Fleming ging zur Tagesordnung über und züchtete seinen Pilzstamm unverdrossen weiter. Er hatte das Ziel, endlich so viel von dem wertvollen Stoffwechselprodukt Penicillin zu erhalten, dass er praktische ärztliche Versuche damit  anstellen konnte. Aber dann stellte sich heraus, dass die in jahrelanger Züchtung gewonnene Menge nicht einmal ausreichte, um einem einzigen Menschen zu helfen. Mitten in der Behandlung des ersten Patienten, eines Oxforder Polizisten, der an einer hoffnungslosen Blutvergiftung erkrankt war, ging der Arzneivorrat aus. Glückstrahlend hatte Fleming bereits feststellen können, dass sein Penicillin schon erste Erfolge bei dem Todgeweihten zu zeigen begann. Die Bakterien vermehrten sich nicht mehr, die Abwehrkräfte des Körpers hatten zu erfolgreichen Gegenangriffen angesetzt.
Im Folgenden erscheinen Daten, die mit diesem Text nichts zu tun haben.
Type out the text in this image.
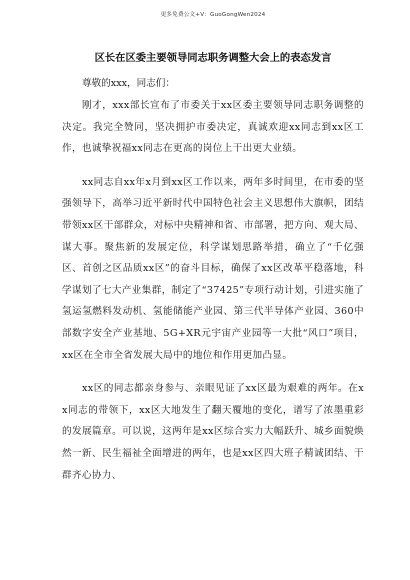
更多免费公文+V：GuoGongWen2024
区长在区委主要领导同志职务调整大会上的表态发言

尊敬的xxx，同志们：

刚才，xxx部长宣布了市委关于xx区委主要领导同志职务调整的决定。我完全赞同，坚决拥护市委决定，真诚欢迎xx同志到xx区工作，也诚挚祝福xx同志在更高的岗位上干出更大业绩。

xx同志自xx年x月到xx区工作以来，两年多时间里，在市委的坚强领导下，高举习近平新时代中国特色社会主义思想伟大旗帜，团结带领xx区干部群众，对标中央精神和省、市部署，把方向、观大局、谋大事。聚焦新的发展定位，科学谋划思路举措，确立了“千亿强区、首创之区品质xx区”的奋斗目标，确保了xx区改革平稳落地，科学谋划了七大产业集群，制定了“37425”专项行动计划，引进实施了氢运氢燃料发动机、氢能储能产业园、第三代半导体产业园、360中部数字安全产业基地、5G+XR元宇宙产业园等一大批“风口”项目，xx区在全市全省发展大局中的地位和作用更加凸显。

xx区的同志都亲身参与、亲眼见证了xx区最为艰难的两年。在xx同志的带领下，xx区大地发生了翻天覆地的变化，谱写了浓墨重彩的发展篇章。可以说，这两年是xx区综合实力大幅跃升、城乡面貌焕然一新、民生福祉全面增进的两年，也是xx区四大班子精诚团结、干群齐心协力、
Da aber die Behandlung mit Penicillin nicht weitergeführt werden konnte, weil auch der letzte Rest verbraucht war, vermehrten sich die Bakterien wieder, und der Patient starb.
Dann kam der Krieg, und mit ihm stieg das Interesse an keimtötenden Heilmitteln gewaltig an. Man begann, sich an Flemings Schimmelpilz zu erinnern, züchtete ihn in größerem Maßstab und studierte seine Wirkung auf Bakterien. Es ergab sich, dass Penicillin tatsächlich gegen 89 verschiedene Krankheitserreger wirksam war, darunter gegen Lungenentzündung und den Erreger der Blutvergiftung. Die Kranken waren meist in kürzester Zeit geheilt.
So trat das Penicillin nach seinen ersten langwierigen und mühsamen Schritten einen stürmischen Siegeslauf rund um die Welt an, besonders, nachdem es gelungen war, das bisher umständliche Gewinnungsverfahren zu vereinfachen. Anfangs hatte man angenommen, dass sich der Penicillin-Schimmelpilz nur an der Oberfläche von Nährböden vermehren lasse. Dann aber fand man Stämme, die auch im Innern, in so genannten "Tauchkulturen", gediehen. So konnte der Pilz in Riesentanks von 50000 Liter Inhalt gezüchtet werden. Zuchtanlagen und Aufbereitungseinrichtungen, in denen aus den Nährlösungen das eigentliche Penicillin gewonnen wird, sind heute zu riesigen Fabriken angewachsen.
Inzwischen ist Penicillin eines der bekanntesten Medikamente der Welt geworden. Seine Entdeckung gehört zu den folgenreichsten Ereignissen in der Medizin unseres Jahrhunderts und regte die Auffindung zahlreicher weiterer Antibiotika an.
Alexander Fleming, der Sohn eines schottischen Bauern, der lange als Bote und Büroangestellter hatte arbeiten müssen, bevor ihm Stipendien das Medizinstudium ermöglichten, wurde 1944 in den Adelsstand erhoben und hieß seitdem Sir Alexander Fleming. Ein Jahr später wurde er mit dem Nobelpreis geehrt.